Die Organisationskultur muss sich ändern
Doch natürlich kommt es jetzt darauf an, die Absichtserklärungen und Selbstverpflichtungen in die Tat umzusetzen. Entscheidend wird dabei sein, das Problem nicht nur in den Hauptquartieren der NGOs in New York, London oder Berlin abzuhandeln. Partner, Hilfeempfänger aus dem globalen Süden und Opfer von Übergriffen müssen ihre Erfahrungen einbringen und sagen dürfen, was aus ihrer Sicht wichtig ist. Denn bei sexuellem Missbrauch geht es um Machtfragen, die mit Hilfe von Ombudsleuten oder eines Strafregisters nicht zu lösen sind.

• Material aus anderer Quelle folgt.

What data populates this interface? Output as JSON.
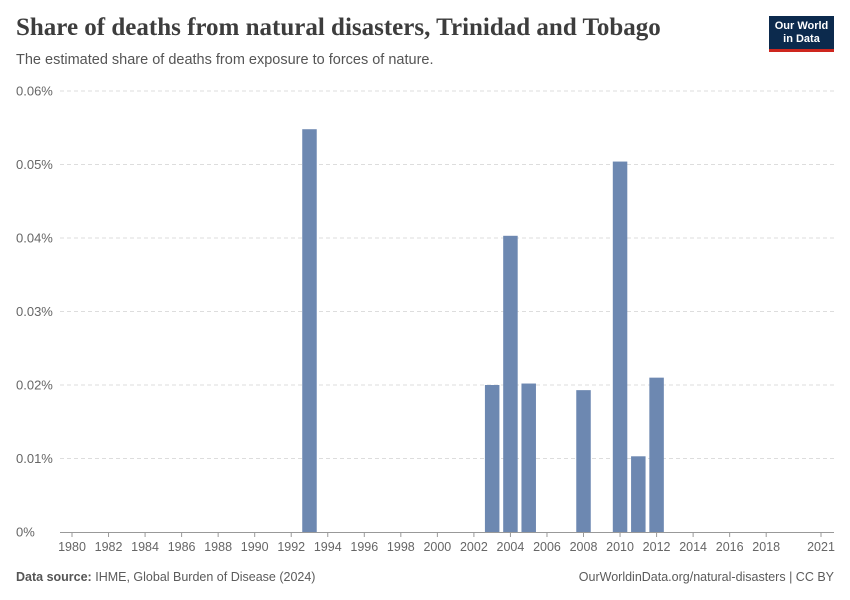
{
  "header": {
    "title": "Share of deaths from natural disasters, Trinidad and Tobago",
    "subtitle": "The estimated share of deaths from exposure to forces of nature."
  },
  "logo": {
    "line1": "Our World",
    "line2": "in Data"
  },
  "footer": {
    "source_label": "Data source:",
    "source_text": "IHME, Global Burden of Disease (2024)",
    "right_text": "OurWorldinData.org/natural-disasters | CC BY"
  },
  "colors": {
    "bar": "#6d88b1",
    "grid": "#dddddd",
    "axis": "#999999",
    "tick_text": "#666666"
  },
  "chart_data": {
    "type": "bar",
    "title": "Share of deaths from natural disasters, Trinidad and Tobago",
    "xlabel": "",
    "ylabel": "",
    "xlim": [
      1980,
      2021
    ],
    "ylim": [
      0,
      0.06
    ],
    "y_ticks": [
      0,
      0.01,
      0.02,
      0.03,
      0.04,
      0.05,
      0.06
    ],
    "y_tick_labels": [
      "0%",
      "0.01%",
      "0.02%",
      "0.03%",
      "0.04%",
      "0.05%",
      "0.06%"
    ],
    "x_ticks": [
      1980,
      1982,
      1984,
      1986,
      1988,
      1990,
      1992,
      1994,
      1996,
      1998,
      2000,
      2002,
      2004,
      2006,
      2008,
      2010,
      2012,
      2014,
      2016,
      2018,
      2021
    ],
    "x_tick_labels": [
      "1980",
      "1982",
      "1984",
      "1986",
      "1988",
      "1990",
      "1992",
      "1994",
      "1996",
      "1998",
      "2000",
      "2002",
      "2004",
      "2006",
      "2008",
      "2010",
      "2012",
      "2014",
      "2016",
      "2018",
      "2021"
    ],
    "grid": true,
    "unit": "%",
    "points": [
      {
        "year": 1993,
        "value": 0.0548
      },
      {
        "year": 2003,
        "value": 0.02
      },
      {
        "year": 2004,
        "value": 0.0403
      },
      {
        "year": 2005,
        "value": 0.0202
      },
      {
        "year": 2008,
        "value": 0.0193
      },
      {
        "year": 2010,
        "value": 0.0504
      },
      {
        "year": 2011,
        "value": 0.0103
      },
      {
        "year": 2012,
        "value": 0.021
      }
    ]
  }
}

Der erste Schritt müsste sein, mehr Frauen sowie Vertreterinnen und Vertreter aus dem Süden in Entscheidungsgremien der NGOs im Norden zu bringen, um die Organisationskultur so zu verändern, dass sexistische Übergriffe nicht länger begünstigt oder stillschweigend geduldet werden. Verlässliche und transparente Kommunikationskanäle zwischen Helfern und Hilfeempfängern müssen sicherstellen, dass diejenigen, deren Schicksal die humanitäre Hilfe erleichtern will, mit ihren Anliegen und Beschwerden wirklich gehört werden. Das kostet Zeit und Geld, ist aber unerlässlich, wenn die NGOs verlorenes Vertrauen zurückgewinnen wollen. Im vergangenen Jahr sind die Voraussetzungen dafür geschaffen worden – 2019 ist ein gutes Jahr zu handeln.